Climate Bright Spot: India’s Growing Solar Market

Solar installation in India.
Credit: NDTV

With the Paris Agreement now in force, world leaders signaled overwhelming support for strong action, as the climate talks come to a close in Morocco. Even though the talks were overshadowed by Donald Trump’s election campaign claims to withdraw from the Paris Agreement, countries emphasized their resolve to climate action to meet domestic needs—such as India’s target to achieve 100 gigawatts of installed solar energy by 2022.

“Countries have strongly supported the Agreement because they realize their own national interest is best secured by pursuing the common good. Now we have to translate words into effective policies and actions. This is critical to protect our planet, safeguard the most vulnerable and drive shared prosperity.”

Ban Ki-Moon in Morocco

International Solar Alliance

Recognizing the potential of solar energy to combat climate change and air pollution, over 20 countries including Brazil and France took action to work cooperatively in advancing solar energy under the International Solar Alliance. Announced by Prime Minister Narendra Modi and President Francois Hollande during the Paris talks last December, the ISA aims to bring “sun rich” countries together. Hosted by Environment Minister Anil Dave, the ISA is a platform to improve technology and policy to make solar energy more cost competitive with fossil fuels in developing markets.

India’s Climate Pledge

India announced its pledge to cut greenhouse gas emissions intensity by 33 to 35 percent relative to 2005 levels by 2030. India’s climate pledge is a strong target and places clean energy at the center of its plan for economic growth. India has played a key role in the adoption of an amendment under the Montreal Protocol to cut emission of the greenhouse gasses known as hydrofluorocarbons.

NRDC’s new fact sheet on India Climate Actions highlights key programs that India is taking to combat climate change.

India’s Solar Mission

Renewable energy is the foundation of India’s emissions reduction strategy. India has expanded the National Solar Mission and set a target of 100 gigawatts (GW) of installed solar energy capacity by 2022. That is five times the earlier 20 GW target. India’s solar industry is expanding rapidly. Total installed capacity exceeds 8 GW—a more than 500-fold increase from 2010.

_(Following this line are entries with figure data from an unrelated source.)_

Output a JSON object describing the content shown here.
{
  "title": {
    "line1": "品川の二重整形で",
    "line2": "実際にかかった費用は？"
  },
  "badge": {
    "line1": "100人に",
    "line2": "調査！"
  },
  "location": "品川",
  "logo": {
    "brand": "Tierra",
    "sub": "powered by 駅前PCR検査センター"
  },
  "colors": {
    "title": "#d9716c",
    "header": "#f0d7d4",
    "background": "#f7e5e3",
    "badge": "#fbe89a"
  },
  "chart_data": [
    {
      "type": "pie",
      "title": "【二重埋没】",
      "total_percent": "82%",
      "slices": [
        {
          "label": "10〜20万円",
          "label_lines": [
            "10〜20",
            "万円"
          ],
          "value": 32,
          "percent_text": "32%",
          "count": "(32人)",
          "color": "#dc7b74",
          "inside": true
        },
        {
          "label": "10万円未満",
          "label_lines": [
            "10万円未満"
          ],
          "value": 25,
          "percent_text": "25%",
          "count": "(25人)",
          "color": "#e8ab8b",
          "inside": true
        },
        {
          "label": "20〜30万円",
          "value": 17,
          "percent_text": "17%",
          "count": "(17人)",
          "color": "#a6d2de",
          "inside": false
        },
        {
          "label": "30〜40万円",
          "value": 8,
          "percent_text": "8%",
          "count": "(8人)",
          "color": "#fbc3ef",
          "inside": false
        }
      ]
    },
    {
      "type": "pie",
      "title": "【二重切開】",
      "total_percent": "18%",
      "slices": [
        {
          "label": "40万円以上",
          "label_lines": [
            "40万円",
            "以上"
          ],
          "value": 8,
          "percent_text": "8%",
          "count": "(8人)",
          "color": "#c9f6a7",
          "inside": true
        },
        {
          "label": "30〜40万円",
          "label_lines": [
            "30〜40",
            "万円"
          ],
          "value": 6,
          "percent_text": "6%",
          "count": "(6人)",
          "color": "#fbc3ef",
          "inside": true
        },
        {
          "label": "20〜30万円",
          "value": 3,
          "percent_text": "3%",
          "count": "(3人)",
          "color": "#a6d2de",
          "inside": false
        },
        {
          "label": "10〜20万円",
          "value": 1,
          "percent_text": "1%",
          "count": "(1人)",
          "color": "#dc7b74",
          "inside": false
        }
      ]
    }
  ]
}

Given its large potential and the strong policy and financial support to maximize it, solar power expansion is a high priority for the Indian government. India’s renewable energy investment opportunity is estimated at $600 billion by 2040, according to recent analysis from Bloomberg New Energy Finance.

Expanding solar energy also brings new jobs and economic growth. Analysis from NRDC and our partner shows that achieving the 100GW target creates as many as 1 million full time jobs by 2022 in India, mostly in construction and operations.  

Solar prices in India are dropping at a rapid clip. Just this month, the Bhadla Solar Park in Rajasthan set a new record-low price in the latest tender offered by the Solar Energy Corporation of India. The Bhadla Solar Park adds 750 MW of solar energy for just INR 3.93/kWh ($0.0590/kWh) as compared to the earlier benchmark price of INR 4.43/kWh ($0.0665/kWh). The Indian government is also exploring innovative mechanisms, such as green banks, to scale clean energy. Green banks are specialized institutions that leverage limited public funding to attract private capital for clean energy deployment. IREDA, India’s leading public financial institution, is set to become India’s first green bank.

The shift to a low carbon future with solar and wind energy creates jobs and drives economic growth - resulting in greater emissions reductions. The Paris Agreement, and more importantly, the domestic action it supports, is also critical to protecting our health, our communities and our planet from the ravages of climate change. And as my colleagues working on clean energy in China, Barbara Finamore and Alvin Lin explain, Donald Trump “is wrong to believe that withdrawing from the Paris Agreement will make America great again.”